Cure for Uncertainty


Conceptual uncertainty may be cured by a provision that the opinion of a third party is
to settle the matter. However, the testator must define the term to a third party.
A testator could validly make the trustees opinion the criteria provided he had
sufficiently defined the state of affairs (RE COXEN) (RE JONES).
However, only conceptual uncertainty can be used to determine the validity of an
opinion. Thus, only discretionary trusts and not fixed trusts can be cured as a result. If
the terms of a fixed trust just depict conceptual uncertainty it can be cured by the
opinion of a third party. But where both conceptual and evidential uncertainty are
present, fixed trust will fail.
The test for a fiduciary power is the IS OR IS NOT TEST, while the test for a bare power is
the ONE INDIVIDUAL TEST: even if one person is able to satisfy the criteria the class will be
held to be certain and the bare power will be valid.

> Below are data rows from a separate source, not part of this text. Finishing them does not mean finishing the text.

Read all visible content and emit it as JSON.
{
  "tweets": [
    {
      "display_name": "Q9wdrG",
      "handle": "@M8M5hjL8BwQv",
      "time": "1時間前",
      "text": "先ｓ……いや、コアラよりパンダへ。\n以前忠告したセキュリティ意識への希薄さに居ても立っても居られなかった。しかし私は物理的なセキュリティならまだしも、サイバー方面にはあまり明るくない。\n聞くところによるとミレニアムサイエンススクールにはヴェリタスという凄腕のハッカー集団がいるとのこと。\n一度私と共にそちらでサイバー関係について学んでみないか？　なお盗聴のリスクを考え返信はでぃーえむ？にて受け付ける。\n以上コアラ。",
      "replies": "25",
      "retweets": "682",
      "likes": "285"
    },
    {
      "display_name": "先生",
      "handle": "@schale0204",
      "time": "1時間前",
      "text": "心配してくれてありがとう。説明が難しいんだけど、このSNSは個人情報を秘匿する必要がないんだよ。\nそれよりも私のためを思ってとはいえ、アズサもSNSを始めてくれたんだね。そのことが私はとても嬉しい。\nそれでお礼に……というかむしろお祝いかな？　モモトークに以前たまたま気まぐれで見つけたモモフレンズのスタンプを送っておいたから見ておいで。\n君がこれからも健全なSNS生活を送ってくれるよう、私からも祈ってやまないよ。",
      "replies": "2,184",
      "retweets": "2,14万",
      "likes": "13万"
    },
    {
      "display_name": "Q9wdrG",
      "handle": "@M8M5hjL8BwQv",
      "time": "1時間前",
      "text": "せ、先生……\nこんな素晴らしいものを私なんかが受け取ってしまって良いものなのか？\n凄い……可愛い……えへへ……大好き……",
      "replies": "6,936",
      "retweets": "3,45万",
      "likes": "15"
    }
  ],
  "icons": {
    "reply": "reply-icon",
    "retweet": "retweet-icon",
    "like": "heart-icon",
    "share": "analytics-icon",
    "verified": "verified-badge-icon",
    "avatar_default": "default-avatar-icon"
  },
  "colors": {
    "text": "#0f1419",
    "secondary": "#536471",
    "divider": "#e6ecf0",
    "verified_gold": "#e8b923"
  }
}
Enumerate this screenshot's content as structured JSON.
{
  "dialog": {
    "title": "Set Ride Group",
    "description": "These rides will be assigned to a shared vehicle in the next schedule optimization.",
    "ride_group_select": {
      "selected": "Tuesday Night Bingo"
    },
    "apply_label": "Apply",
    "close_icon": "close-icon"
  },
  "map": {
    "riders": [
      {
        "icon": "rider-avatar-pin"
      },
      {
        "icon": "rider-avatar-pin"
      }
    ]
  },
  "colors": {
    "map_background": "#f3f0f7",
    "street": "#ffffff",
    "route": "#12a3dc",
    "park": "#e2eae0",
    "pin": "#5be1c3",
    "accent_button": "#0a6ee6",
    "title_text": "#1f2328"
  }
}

Consequences of Uncertainty of object:

SELF-DECLARATION: the right holder remain entitled


TRANSFER: a resulting trust arises in favour of the settlor

Administrative Workability and Capriciousness


Administrative Unworkability
Where the settlor expresses the class of objects so broadly that it becomes difficult for
the court to ascertain any sensible exercise of the discretion, the court may fail a
discretionary trust Lord Wilberforce (MCPHAIL V DOULTON).
However, Lloyd LJ suggested that if there is a core class of objects within the larger
class, whom the trustees may hold as ascertainable objects of a trust the trust will not
be administratively unworkable (R V DISTRICT AUDITORS).
The concept of workability does not apply to a power or a gift.

Capriciousness
It is concerned with sensibility of the trust i.e. it applies to fixed and discretionary trusts.
If the courts feel that the trust has negated any sensible intention on part of the settlor
such a trust would not be valid (RE MANISTYS) (RE HAYS ST).